A woman who tried to protect her son from a murder investigation is going to prison for lying to Atlanta police looking for the killers of a taxi driver, authorities said Monday.

Deena Davis was sentenced to six years after she pleaded guilty Monday in Fulton County Superior Court to one count of false statements and two counts of hindering the apprehension of a criminal.

Under the sentence handed down by Presiding Judge Kelley Amanda Lee, the 45-year-old Davis must serve the first year in a state penitentiary and the balance on probation, according to a news release from the Fulton County District Attorney’s Office.

Davis is the mother of Quantavious Harris, who was convicted and sentenced to life plus 10 years in prison last September for the murder of 57- year-old cab driver Stephen Anim. Harris’ co-defendant, Samuel Ellis, was convicted May 17 and sentenced to life plus five years in prison.

Anim was shot to death April 22, 2009, in a robbery. Harris and Ellis were 17 and 16, respectively, when surveillance video showed them getting into Anim’s cab at the Hamilton E. Holmes MARTA station. (Both teens were tried as adults.)
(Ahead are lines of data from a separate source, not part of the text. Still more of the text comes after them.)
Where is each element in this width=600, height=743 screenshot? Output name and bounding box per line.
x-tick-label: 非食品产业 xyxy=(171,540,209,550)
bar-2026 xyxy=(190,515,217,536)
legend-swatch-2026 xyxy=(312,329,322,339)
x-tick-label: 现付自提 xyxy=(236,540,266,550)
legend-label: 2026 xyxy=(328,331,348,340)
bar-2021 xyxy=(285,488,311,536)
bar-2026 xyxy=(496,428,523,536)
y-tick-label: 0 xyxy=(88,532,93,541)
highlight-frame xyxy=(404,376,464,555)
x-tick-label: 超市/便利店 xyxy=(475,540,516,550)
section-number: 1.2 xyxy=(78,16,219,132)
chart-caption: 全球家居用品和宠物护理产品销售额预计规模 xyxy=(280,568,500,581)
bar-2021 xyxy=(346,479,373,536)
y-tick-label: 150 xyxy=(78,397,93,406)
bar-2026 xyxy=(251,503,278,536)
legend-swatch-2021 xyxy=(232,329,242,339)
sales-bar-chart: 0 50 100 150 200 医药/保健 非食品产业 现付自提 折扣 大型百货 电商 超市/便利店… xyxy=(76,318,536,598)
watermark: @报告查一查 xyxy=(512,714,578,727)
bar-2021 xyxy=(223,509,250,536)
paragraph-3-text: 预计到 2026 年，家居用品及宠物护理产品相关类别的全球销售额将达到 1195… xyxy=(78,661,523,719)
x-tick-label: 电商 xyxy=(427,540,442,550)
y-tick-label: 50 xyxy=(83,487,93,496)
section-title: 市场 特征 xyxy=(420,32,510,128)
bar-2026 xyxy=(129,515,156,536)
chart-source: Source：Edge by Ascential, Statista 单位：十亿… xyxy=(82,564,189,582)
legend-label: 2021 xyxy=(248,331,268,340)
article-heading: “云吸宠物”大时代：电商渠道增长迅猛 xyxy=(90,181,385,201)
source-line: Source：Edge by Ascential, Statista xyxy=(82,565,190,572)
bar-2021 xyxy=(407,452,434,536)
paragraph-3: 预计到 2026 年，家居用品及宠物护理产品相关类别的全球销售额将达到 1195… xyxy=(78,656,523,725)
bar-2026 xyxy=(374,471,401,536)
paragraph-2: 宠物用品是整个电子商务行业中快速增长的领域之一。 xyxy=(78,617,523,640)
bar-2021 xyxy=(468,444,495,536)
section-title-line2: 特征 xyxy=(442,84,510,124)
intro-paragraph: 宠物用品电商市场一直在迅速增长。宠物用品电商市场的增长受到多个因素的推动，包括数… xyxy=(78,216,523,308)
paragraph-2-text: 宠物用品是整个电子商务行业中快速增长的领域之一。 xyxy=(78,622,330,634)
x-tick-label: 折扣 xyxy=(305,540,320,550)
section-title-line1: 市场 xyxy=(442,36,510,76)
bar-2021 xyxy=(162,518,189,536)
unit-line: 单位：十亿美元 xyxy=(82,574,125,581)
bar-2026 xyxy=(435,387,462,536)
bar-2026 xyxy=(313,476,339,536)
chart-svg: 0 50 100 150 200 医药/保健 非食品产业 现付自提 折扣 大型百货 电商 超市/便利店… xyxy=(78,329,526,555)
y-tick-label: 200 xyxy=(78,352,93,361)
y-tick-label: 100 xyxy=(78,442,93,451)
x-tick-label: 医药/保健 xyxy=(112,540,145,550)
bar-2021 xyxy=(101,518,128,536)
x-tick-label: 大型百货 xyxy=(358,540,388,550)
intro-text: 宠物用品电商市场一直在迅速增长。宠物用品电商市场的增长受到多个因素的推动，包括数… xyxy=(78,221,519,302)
After the crime, Davis destroyed evidence, apparently seeing that the clothes her son wore at the time of the killing were removed, prosecutors said.

The woman also tried to create an alibi for Harris by claiming his 14-year-old brother was with him the night of the crime, and that neither entered the victim’s cab. Davis told investigators that she picked up her younger son and the co-defendant from the MARTA station.

Five days later, Davis admitted to police that she had lied and her 14-year-old son was not with her other son at the MARTA station, but she lied once more, telling police she could not identify a male in the surveillance video that turned out to be Harris, prosecutors said.

“Fortunately, Harris was ultimately convicted of murder, but due to his mother’s repeated lies and attempts to thwart the murder investigation, his arrest was delayed by a couple of months,” prosecutors said.